Boutique, Eccellenze, Top Award, Professionista dell’Anno, e molto altro. L’unico limite è la fantasia, mai la decenza. Ma nelle ultime settimane una forte polemica su tale argomento ha scosso tutto il mondo dell’avvocatura, categoria che si è trovata nell’imbarazzo di non poter più tacere sull’imbarazzo che suscita il mercato degli awards.
Insomma: sono anni che esiste un mercato dei premi, ma le segnalazioni dei pochissimi che richiamavano l’incompatibilità con la deontologia professionale giacevano inascoltate. Ora, alcuni Consigli di disciplina e Consigli dell’ordine stanno iniziando a prendere posizione a riguardo, e un malfidato direbbe che è un atto dovuto in seguito all’eco mediatica dell’accaduto. Molti continuano a tacere, pochi addirittura difendono il sistema.

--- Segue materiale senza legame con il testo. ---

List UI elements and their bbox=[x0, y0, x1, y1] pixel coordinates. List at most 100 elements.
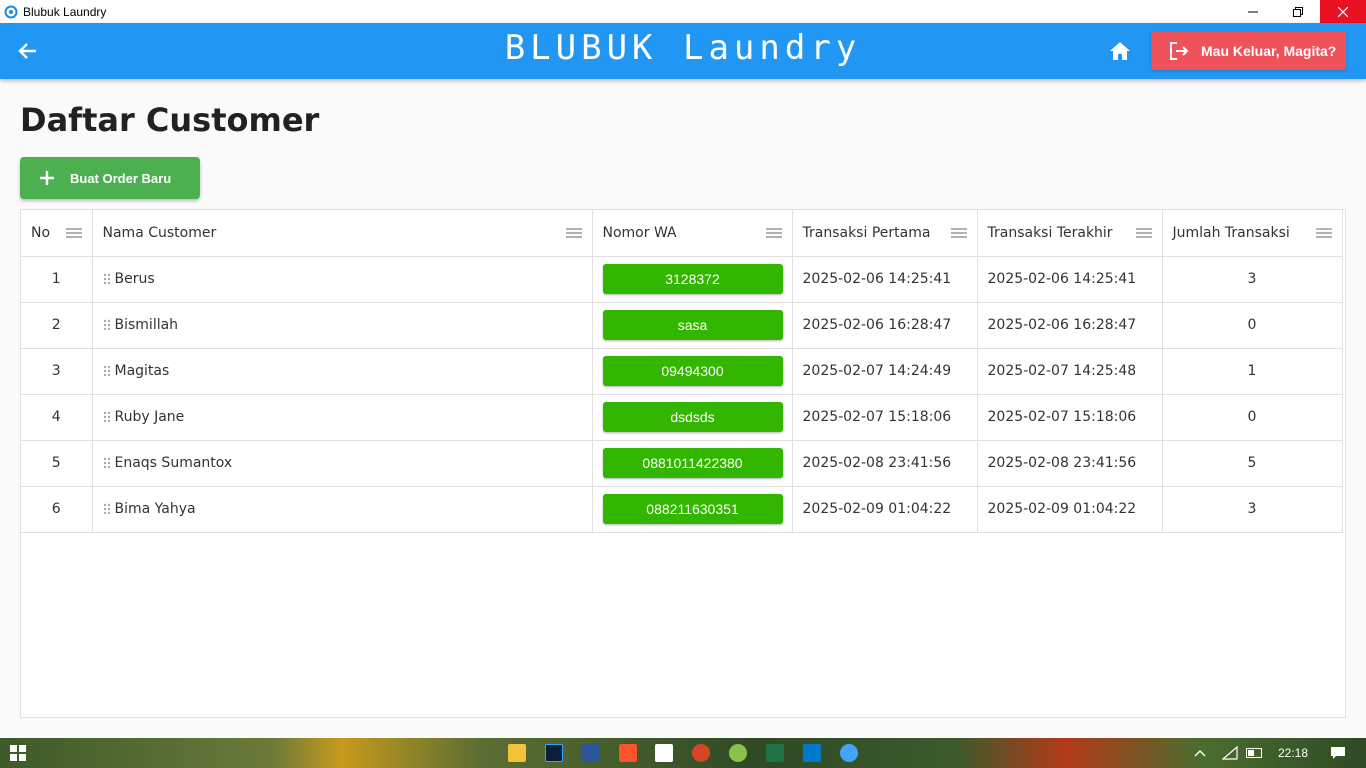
table-row: 4 Ruby Jane dsdsds 2025-02-07 15:18:06 2… bbox=[21, 394, 1343, 441]
close-button[interactable] bbox=[1320, 0, 1366, 23]
column-menu-icon[interactable] bbox=[65, 227, 82, 239]
table-row: 1 Berus 3128372 2025-02-06 14:25:41 2025… bbox=[21, 256, 1343, 303]
page-title: Daftar Customer bbox=[20, 101, 320, 139]
cell-name: Bima Yahya bbox=[92, 486, 593, 533]
cell-no: 2 bbox=[21, 302, 93, 349]
table-header-row: No Nama Customer Nomor WA Transaksi Pert… bbox=[21, 210, 1343, 257]
customer-name: Berus bbox=[114, 271, 155, 287]
battery-icon[interactable] bbox=[1245, 748, 1264, 758]
column-header-nomor-wa[interactable]: Nomor WA bbox=[592, 210, 793, 257]
cell-no: 3 bbox=[21, 348, 93, 395]
cell-name: Magitas bbox=[92, 348, 593, 395]
cell-transaction-count: 0 bbox=[1162, 302, 1343, 349]
cell-transaction-count: 0 bbox=[1162, 394, 1343, 441]
column-menu-icon[interactable] bbox=[1135, 227, 1152, 239]
cell-first-transaction: 2025-02-07 15:18:06 bbox=[792, 394, 978, 441]
whatsapp-button[interactable]: dsdsds bbox=[602, 402, 783, 432]
drag-handle-icon[interactable] bbox=[103, 457, 111, 469]
cell-no: 5 bbox=[21, 440, 93, 487]
whatsapp-button[interactable]: 09494300 bbox=[602, 356, 783, 386]
vscode-icon[interactable] bbox=[803, 744, 821, 762]
column-label: Transaksi Terakhir bbox=[987, 224, 1113, 241]
cell-name: Berus bbox=[92, 256, 593, 303]
customer-name: Bismillah bbox=[114, 317, 179, 333]
cell-name: Ruby Jane bbox=[92, 394, 593, 441]
customer-name: Enaqs Sumantox bbox=[114, 455, 233, 471]
system-tray: 22:18 bbox=[1194, 738, 1366, 768]
column-header-jumlah-transaksi[interactable]: Jumlah Transaksi bbox=[1162, 210, 1343, 257]
customer-name: Bima Yahya bbox=[114, 501, 196, 517]
cell-no: 6 bbox=[21, 486, 93, 533]
column-menu-icon[interactable] bbox=[765, 227, 782, 239]
app-bar: BLUBUK Laundry Mau Keluar, Magita? bbox=[0, 23, 1366, 79]
plus-icon bbox=[38, 169, 56, 187]
store-icon[interactable] bbox=[655, 744, 673, 762]
table-row: 6 Bima Yahya 088211630351 2025-02-09 01:… bbox=[21, 486, 1343, 533]
powerpoint-icon[interactable] bbox=[692, 744, 710, 762]
drag-handle-icon[interactable] bbox=[103, 503, 111, 515]
whatsapp-button[interactable]: 0881011422380 bbox=[602, 448, 783, 478]
cell-wa: 3128372 bbox=[592, 256, 793, 303]
cell-first-transaction: 2025-02-09 01:04:22 bbox=[792, 486, 978, 533]
app-icon[interactable] bbox=[729, 744, 747, 762]
cell-last-transaction: 2025-02-08 23:41:56 bbox=[977, 440, 1163, 487]
window-titlebar: Blubuk Laundry bbox=[0, 0, 1366, 23]
customer-table: No Nama Customer Nomor WA Transaksi Pert… bbox=[20, 209, 1346, 718]
notification-icon[interactable] bbox=[1330, 746, 1346, 760]
drag-handle-icon[interactable] bbox=[103, 411, 111, 423]
cell-first-transaction: 2025-02-06 14:25:41 bbox=[792, 256, 978, 303]
home-button[interactable] bbox=[1108, 39, 1132, 63]
cell-first-transaction: 2025-02-06 16:28:47 bbox=[792, 302, 978, 349]
cell-last-transaction: 2025-02-09 01:04:22 bbox=[977, 486, 1163, 533]
cell-wa: 0881011422380 bbox=[592, 440, 793, 487]
whatsapp-button[interactable]: 3128372 bbox=[602, 264, 783, 294]
customer-name: Ruby Jane bbox=[114, 409, 185, 425]
photoshop-icon[interactable] bbox=[545, 744, 563, 762]
drag-handle-icon[interactable] bbox=[103, 319, 111, 331]
column-header-transaksi-pertama[interactable]: Transaksi Pertama bbox=[792, 210, 978, 257]
customer-name: Magitas bbox=[114, 363, 170, 379]
blubuk-laundry-taskbar-icon[interactable] bbox=[840, 744, 858, 762]
cell-transaction-count: 1 bbox=[1162, 348, 1343, 395]
drag-handle-icon[interactable] bbox=[103, 273, 111, 285]
column-header-transaksi-terakhir[interactable]: Transaksi Terakhir bbox=[977, 210, 1163, 257]
excel-icon[interactable] bbox=[766, 744, 784, 762]
cell-wa: dsdsds bbox=[592, 394, 793, 441]
app-logo-icon bbox=[4, 5, 18, 19]
new-order-label: Buat Order Baru bbox=[70, 170, 172, 186]
table-row: 2 Bismillah sasa 2025-02-06 16:28:47 202… bbox=[21, 302, 1343, 349]
logout-button[interactable]: Mau Keluar, Magita? bbox=[1151, 31, 1346, 70]
column-header-no[interactable]: No bbox=[21, 210, 93, 257]
column-header-nama-customer[interactable]: Nama Customer bbox=[92, 210, 593, 257]
close-icon bbox=[1338, 6, 1348, 17]
whatsapp-button[interactable]: sasa bbox=[602, 310, 783, 340]
chevron-up-icon[interactable] bbox=[1194, 749, 1206, 757]
windows-taskbar: 22:18 bbox=[0, 738, 1366, 768]
window-title: Blubuk Laundry bbox=[23, 4, 107, 19]
cell-first-transaction: 2025-02-07 14:24:49 bbox=[792, 348, 978, 395]
cell-no: 1 bbox=[21, 256, 93, 303]
cell-wa: 09494300 bbox=[592, 348, 793, 395]
column-menu-icon[interactable] bbox=[1315, 227, 1332, 239]
cell-last-transaction: 2025-02-07 15:18:06 bbox=[977, 394, 1163, 441]
restore-icon bbox=[1292, 6, 1303, 17]
wifi-icon[interactable] bbox=[1221, 746, 1238, 760]
drag-handle-icon[interactable] bbox=[103, 365, 111, 377]
start-button[interactable] bbox=[0, 738, 36, 768]
cell-name: Enaqs Sumantox bbox=[92, 440, 593, 487]
file-explorer-icon[interactable] bbox=[508, 744, 526, 762]
cell-wa: 088211630351 bbox=[592, 486, 793, 533]
column-menu-icon[interactable] bbox=[565, 227, 582, 239]
brave-browser-icon[interactable] bbox=[619, 744, 637, 762]
whatsapp-button[interactable]: 088211630351 bbox=[602, 494, 783, 524]
column-menu-icon[interactable] bbox=[950, 227, 967, 239]
minimize-button[interactable] bbox=[1230, 0, 1275, 23]
cell-last-transaction: 2025-02-06 14:25:41 bbox=[977, 256, 1163, 303]
column-label: Nama Customer bbox=[102, 224, 217, 241]
word-icon[interactable] bbox=[582, 744, 600, 762]
cell-transaction-count: 5 bbox=[1162, 440, 1343, 487]
minimize-icon bbox=[1247, 11, 1258, 12]
restore-button[interactable] bbox=[1275, 0, 1320, 23]
clock[interactable]: 22:18 bbox=[1278, 746, 1308, 760]
new-order-button[interactable]: Buat Order Baru bbox=[20, 157, 200, 199]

Viene da chiedersi allora per quale motivo questi premi-fuffa spopolino fra gli avvocati, categoria che – almeno sulla carta del codice deontologico – trova non pochi legittimi vincoli alla pubblicità della propria attività in nome di quella correttezza e dei doveri di probità, riservatezza e decoro che da sempre caratterizzano l’esercizio della professione forense. L’articolo 17 del codice deontologico forense, inoltre, regolamenta forma e contenuto delle informazioni sull’attività dell’avvocato, che devono essere “coerenti con la finalità della tutela dell’affidamento della collettività e rispondere a criteri di trasparenza e veridicità”, conformi a verità e correttezza senza la possibilità di divulgare il nome dei propri clienti e rispettare la dignità e il decoro della professione. È palese che l’attribuzione di un premio come “Professionista emergente dell’anno”, o “Studio legale dell’anno”, senza indicazione dei parametri di valutazione né della platea dei partecipanti, rischia di realizzare una pubblicità comparativa e soprattutto non conforme alle indicazioni deontologiche.

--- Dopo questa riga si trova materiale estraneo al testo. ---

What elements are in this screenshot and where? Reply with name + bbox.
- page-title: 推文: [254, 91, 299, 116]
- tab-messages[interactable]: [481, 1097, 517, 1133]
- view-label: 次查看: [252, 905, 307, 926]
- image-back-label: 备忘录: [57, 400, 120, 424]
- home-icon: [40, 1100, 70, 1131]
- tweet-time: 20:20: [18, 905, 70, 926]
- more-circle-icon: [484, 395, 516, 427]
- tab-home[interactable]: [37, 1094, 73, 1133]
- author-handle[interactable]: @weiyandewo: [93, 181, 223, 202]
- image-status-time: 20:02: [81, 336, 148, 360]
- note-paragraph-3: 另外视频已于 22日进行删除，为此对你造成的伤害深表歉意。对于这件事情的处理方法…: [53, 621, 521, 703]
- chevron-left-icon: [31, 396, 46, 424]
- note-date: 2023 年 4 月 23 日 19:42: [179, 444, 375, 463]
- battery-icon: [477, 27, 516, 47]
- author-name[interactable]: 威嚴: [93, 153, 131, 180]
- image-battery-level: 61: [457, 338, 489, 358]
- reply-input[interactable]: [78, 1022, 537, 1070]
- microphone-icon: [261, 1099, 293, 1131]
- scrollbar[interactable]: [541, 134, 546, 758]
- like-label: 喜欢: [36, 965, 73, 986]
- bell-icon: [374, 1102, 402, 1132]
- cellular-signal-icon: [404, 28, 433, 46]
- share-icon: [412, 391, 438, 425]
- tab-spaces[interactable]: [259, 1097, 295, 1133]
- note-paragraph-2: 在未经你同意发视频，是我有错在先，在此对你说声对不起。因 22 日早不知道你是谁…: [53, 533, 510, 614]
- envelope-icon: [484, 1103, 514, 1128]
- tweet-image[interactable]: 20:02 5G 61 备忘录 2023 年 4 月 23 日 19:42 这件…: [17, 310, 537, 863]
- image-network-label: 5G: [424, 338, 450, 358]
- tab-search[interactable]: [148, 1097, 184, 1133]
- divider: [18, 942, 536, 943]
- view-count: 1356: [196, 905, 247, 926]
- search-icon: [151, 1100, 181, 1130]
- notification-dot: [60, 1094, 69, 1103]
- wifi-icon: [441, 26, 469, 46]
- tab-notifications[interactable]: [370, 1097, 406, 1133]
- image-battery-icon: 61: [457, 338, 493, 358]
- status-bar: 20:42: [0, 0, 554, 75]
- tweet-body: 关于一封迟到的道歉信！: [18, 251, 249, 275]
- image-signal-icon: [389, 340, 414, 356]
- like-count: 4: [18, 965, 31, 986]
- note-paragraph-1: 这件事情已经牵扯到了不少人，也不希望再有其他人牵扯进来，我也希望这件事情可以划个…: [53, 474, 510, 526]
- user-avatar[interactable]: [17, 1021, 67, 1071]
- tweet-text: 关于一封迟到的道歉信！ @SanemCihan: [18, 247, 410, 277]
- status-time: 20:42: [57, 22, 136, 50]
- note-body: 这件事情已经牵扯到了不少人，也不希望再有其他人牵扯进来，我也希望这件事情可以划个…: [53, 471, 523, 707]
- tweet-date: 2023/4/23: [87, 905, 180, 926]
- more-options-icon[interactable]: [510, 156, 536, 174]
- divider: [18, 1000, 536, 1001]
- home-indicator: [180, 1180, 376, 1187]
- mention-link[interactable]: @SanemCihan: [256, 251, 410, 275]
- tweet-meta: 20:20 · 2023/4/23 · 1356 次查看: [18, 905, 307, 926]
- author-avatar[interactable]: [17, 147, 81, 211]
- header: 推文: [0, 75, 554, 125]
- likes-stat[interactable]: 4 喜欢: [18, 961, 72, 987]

Le regole pertanto esistono ma sono eluse. In modo spregiudicato dal momento che la pubblicità degli eventi di premiazione viene fatta rimbalzare su testate giornalistiche e social, con buona pace della possibilità di un’ignoranza scusabile da parte di chi dovrebbe vigilare o richiamare all’ordine dei comportamenti difformi.
Il rischio è duplice. Da un lato il progressivo depauperamento dell’immagine di un’intera categoria professionale in nome delle pulsioni opportunistiche di alcuni. Dall’altro, un vero e proprio ostacolo all’ingresso o alla permanenza dei newcomers. Come fa un giovane professionista a competere in una categoria dove le regole sembrano valere più per lui che per alcuni “big”, costretto ad assistere impotente al dispiegarsi di questa diffusa ipocrisia?
Delle due, l’una: o si agisce per conformare l’attività dei professionisti alle regole deontologiche attuali, o si ragiona sul loro cambiamento. Ma che si agisca, in nome di un’avvocatura sana che è sempre esistita e che oggi reclama nient’altro che il rispetto delle regole.